Stingray II Spying Device
The idea is to mimic the function of cell phone towers and intercept the transmissions. It’s a tool that exists and it is one that government snoops, intelligence agents, and even the police love. If you think what you say on your cell phone is private, you are very wrong.
Privacy went out the window when the first telephone lines were strung. This gave criminals and law enforcement the ability to tap the lines and listen in on your conversations. Even those who are old enough to remember telephone “party-lines” know that listening in to what was said is easy.
Technology today has moved us far beyond the phone lines of 100 years ago. And that same technology has ended any sense that you have privacy. The question is whether someone has chosen to listen in, not whether agencies can.
For the first time, the U.S. government has publicly acknowledged the existence in Washington of what appear to be rogue devices that foreign spies and criminals could be using to track individual cellphones and intercept calls and messages.
The use of what are known as cellphone-site simulators by foreign powers has long been a concern, but American intelligence and law enforcement agencies — which use such eavesdropping equipment themselves — have been silent on the issue until now.
Here are the details regarding how the final remnants of your privacy died.
In a March 26 letter to Oregon Sen. Ron Wyden, the Department of Homeland Security acknowledged that last year it identified suspected unauthorized cell-site simulators in the nation’s capital.
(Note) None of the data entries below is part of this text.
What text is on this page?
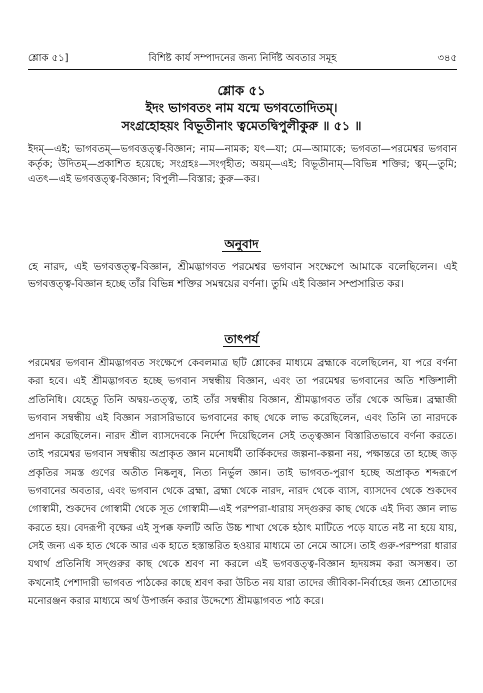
শ্লোক ৫১]	বিশিষ্ট কার্য সম্পাদনের জন্য নির্দিষ্ট অবতার সমূহ	৩৪৫
শ্লোক ৫১
ইদং ভাগবতং নাম যন্মে ভগবতোদিতম্‌।
সংগ্রহোহয়ং বিভূতীনাং ত্বমেতদ্বিপুলীকুরু ॥ ৫১ ॥

ইদম্‌—এই; ভাগবতম্‌—ভগবত্তত্ত্ব-বিজ্ঞান; নাম—নামক; যৎ—যা; মে—আমাকে; ভগবতা—পরমেশ্বর ভগবান কর্তৃক; উদিতম্‌—প্রকাশিত হয়েছে; সংগ্রহঃ—সংগৃহীত; অয়ম্‌—এই; বিভূতীনাম্‌—বিভিন্ন শক্তির; ত্বম্‌—তুমি; এতৎ—এই ভগবত্তত্ত্ব-বিজ্ঞান; বিপুলী—বিস্তার; কুরু—কর।

অনুবাদ

হে নারদ, এই ভগবত্তত্ত্ব-বিজ্ঞান, শ্রীমদ্ভাগবত পরমেশ্বর ভগবান সংক্ষেপে আমাকে বলেছিলেন। এই ভগবত্তত্ত্ব-বিজ্ঞান হচ্ছে তাঁর বিভিন্ন শক্তির সমন্বয়ের বর্ণনা। তুমি এই বিজ্ঞান সম্প্রসারিত কর।

তাৎপর্য

পরমেশ্বর ভগবান শ্রীমদ্ভাগবত সংক্ষেপে কেবলমাত্র ছটি শ্লোকের মাধ্যমে ব্রহ্মাকে বলেছিলেন, যা পরে বর্ণনা করা হবে। এই শ্রীমদ্ভাগবত হচ্ছে ভগবান সম্বন্ধীয় বিজ্ঞান, এবং তা পরমেশ্বর ভগবানের অতি শক্তিশালী প্রতিনিধি। যেহেতু তিনি অদ্বয়-তত্ত্ব, তাই তাঁর সম্বন্ধীয় বিজ্ঞান, শ্রীমদ্ভাগবত তাঁর থেকে অভিন্ন। ব্রহ্মাজী ভগবান সম্বন্ধীয় এই বিজ্ঞান সরাসরিভাবে ভগবানের কাছ থেকে লাভ করেছিলেন, এবং তিনি তা নারদকে প্রদান করেছিলেন। নারদ শ্রীল ব্যাসদেবকে নির্দেশ দিয়েছিলেন সেই তত্ত্বজ্ঞান বিস্তারিতভাবে বর্ণনা করতে। তাই পরমেশ্বর ভগবান সম্বন্ধীয় অপ্রাকৃত জ্ঞান মনোধর্মী তার্কিকদের জল্পনা-কল্পনা নয়, পক্ষান্তরে তা হচ্ছে জড় প্রকৃতির সমস্ত গুণের অতীত নিষ্কলুষ, নিত্য নির্ভুল জ্ঞান। তাই ভাগবত-পুরাণ হচ্ছে অপ্রাকৃত শব্দরূপে ভগবানের অবতার, এবং ভগবান থেকে ব্রহ্মা, ব্রহ্মা থেকে নারদ, নারদ থেকে ব্যাস, ব্যাসদেব থেকে শুকদেব গোস্বামী, শুকদেব গোস্বামী থেকে সূত গোস্বামী—এই পরম্পরা-ধারায় সদ্গুরুর কাছ থেকে এই দিব্য জ্ঞান লাভ করতে হয়। বেদরূপী বৃক্ষের এই সুপক্ক ফলটি অতি উচ্চ শাখা থেকে হঠাৎ মাটিতে পড়ে যাতে নষ্ট না হয়ে যায়, সেই জন্য এক হাত থেকে আর এক হাতে হস্তান্তরিত হওয়ার মাধ্যমে তা নেমে আসে। তাই গুরু-পরম্পরা ধারার যথার্থ প্রতিনিধি সদ্গুরুর কাছ থেকে শ্রবণ না করলে এই ভগবত্তত্ত্ব-বিজ্ঞান হৃদয়ঙ্গম করা অসম্ভব। তা কখনোই পেশাদারী ভাগবত পাঠকের কাছে শ্রবণ করা উচিত নয় যারা তাদের জীবিকা-নির্বাহের জন্য শ্রোতাদের মনোরঞ্জন করার মাধ্যমে অর্থ উপার্জন করার উদ্দেশ্যে শ্রীমদ্ভাগবত পাঠ করে।
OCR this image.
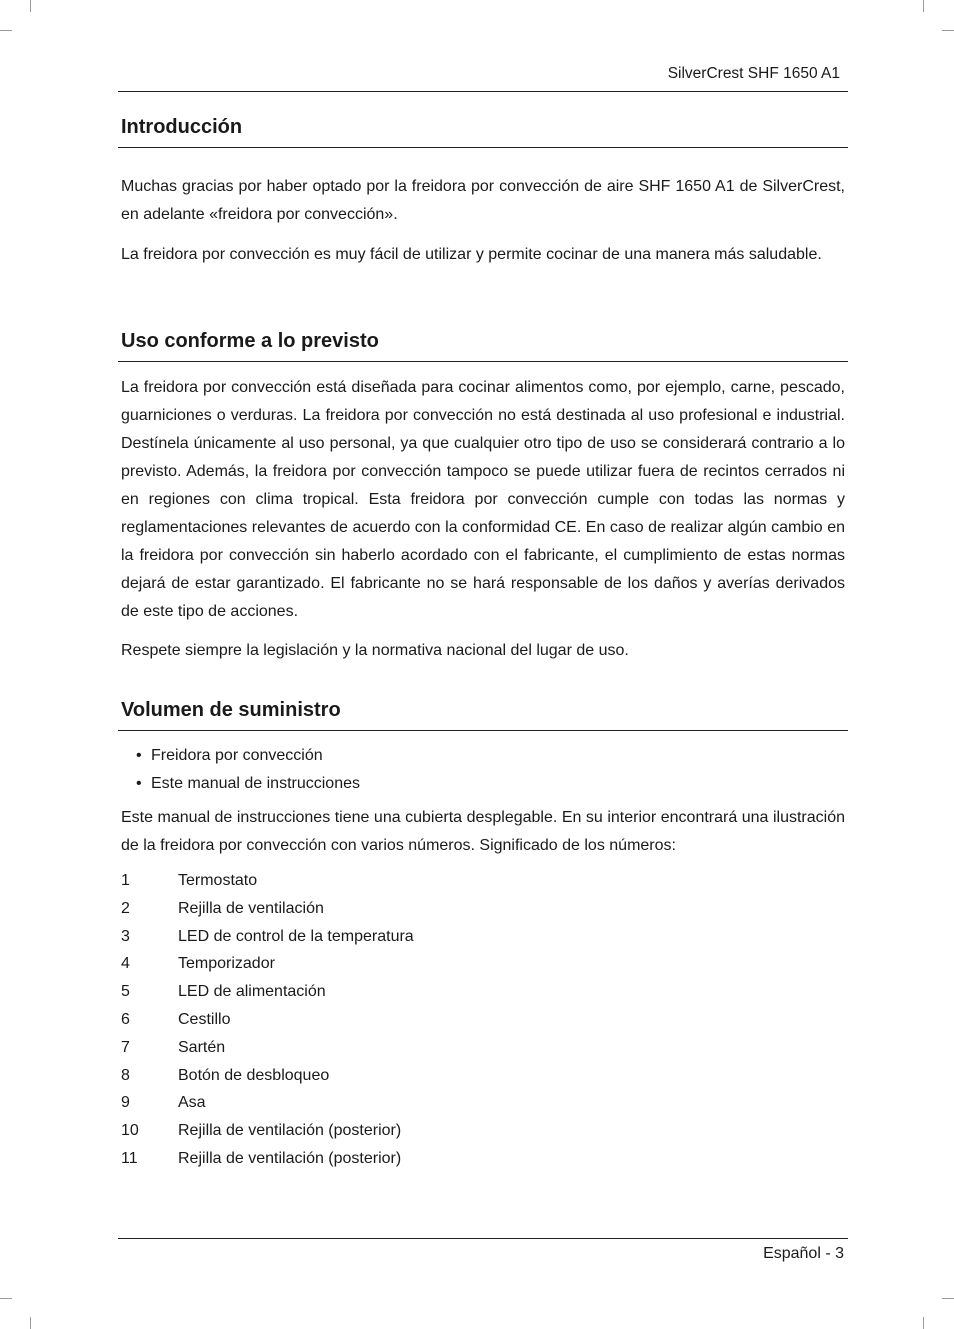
SilverCrest SHF 1650 A1
Introducción

Muchas gracias por haber optado por la freidora por convección de aire SHF 1650 A1 de SilverCrest, en adelante «freidora por convección».

La freidora por convección es muy fácil de utilizar y permite cocinar de una manera más saludable.

Uso conforme a lo previsto

La freidora por convección está diseñada para cocinar alimentos como, por ejemplo, carne, pescado, guarniciones o verduras. La freidora por convección no está destinada al uso profesional e industrial. Destínela únicamente al uso personal, ya que cualquier otro tipo de uso se considerará contrario a lo previsto. Además, la freidora por convección tampoco se puede utilizar fuera de recintos cerrados ni en regiones con clima tropical. Esta freidora por convección cumple con todas las normas y reglamentaciones relevantes de acuerdo con la conformidad CE. En caso de realizar algún cambio en la freidora por convección sin haberlo acordado con el fabricante, el cumplimiento de estas normas dejará de estar garantizado. El fabricante no se hará responsable de los daños y averías derivados de este tipo de acciones.

Respete siempre la legislación y la normativa nacional del lugar de uso.

Volumen de suministro
• Freidora por convección
• Este manual de instrucciones

Este manual de instrucciones tiene una cubierta desplegable. En su interior encontrará una ilustración de la freidora por convección con varios números. Significado de los números:

1	Termostato
2	Rejilla de ventilación
3	LED de control de la temperatura
4	Temporizador
5	LED de alimentación
6	Cestillo
7	Sartén
8	Botón de desbloqueo
9	Asa
10 Rejilla de ventilación (posterior)
11	Rejilla de ventilación (posterior)
Español - 3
The agency said it had not determined the type of devices in use or who might have been operating them. Nor did it say how many it detected or where.
The agency’s response, obtained by The Associated Press from Wyden’s office, suggests little has been done about such equipment, known popularly as Stingrays after a brand common among U.S. police departments. The Federal Communications Commission, which regulates the nation’s airwaves, formed a task force on the subject four years ago, but it never produced a report and no longer meets regularly.
The devices work by tricking mobile devices into locking onto them instead of legitimate cell towers, revealing the exact location of a particular cellphone. More sophisticated versions can eavesdrop on calls by forcing phones to step down to older, unencrypted 2G wireless technology. Some attempt to plant malware.
They can cost anywhere from $1,000 to about $200,000. They are commonly the size of a briefcase; some are as small as a cellphone. They can be placed in a car next to a government building. The most powerful can be deployed in low-flying aircraft.
Thousands of members of the military, the NSA, the CIA, the FBI and the rest of the national-security apparatus live and work in the Washington area. The surveillance-savvy among them encrypt their phone and data communications and employ electronic countermeasures. But unsuspecting citizens could fall prey.
Forgive us for not believing all of that. For one thing, the statement that “unsuspecting citizens could fall prey” should be changed to “unsuspecting citizens do fall prey.”
The other, more nefarious assertion is that data can be encrypted by government personnel to make their transmissions indecipherable. Says who? And do you believe them? Would the NSA honestly reveal the degree of its ability to crack ciphers and codes? Hardly. If there are those who know what can and cannot be done by the spy agencies of various nations, you and I are not among this group in the know.
It is best to assume that any transmission can be deciphered if a government agency so desires. It’s just that most of us live such relatively prosaic lives, that we have nothing that is worth surveilling.
But that is little comfort for a people who used to believe they could communicate with each other securely.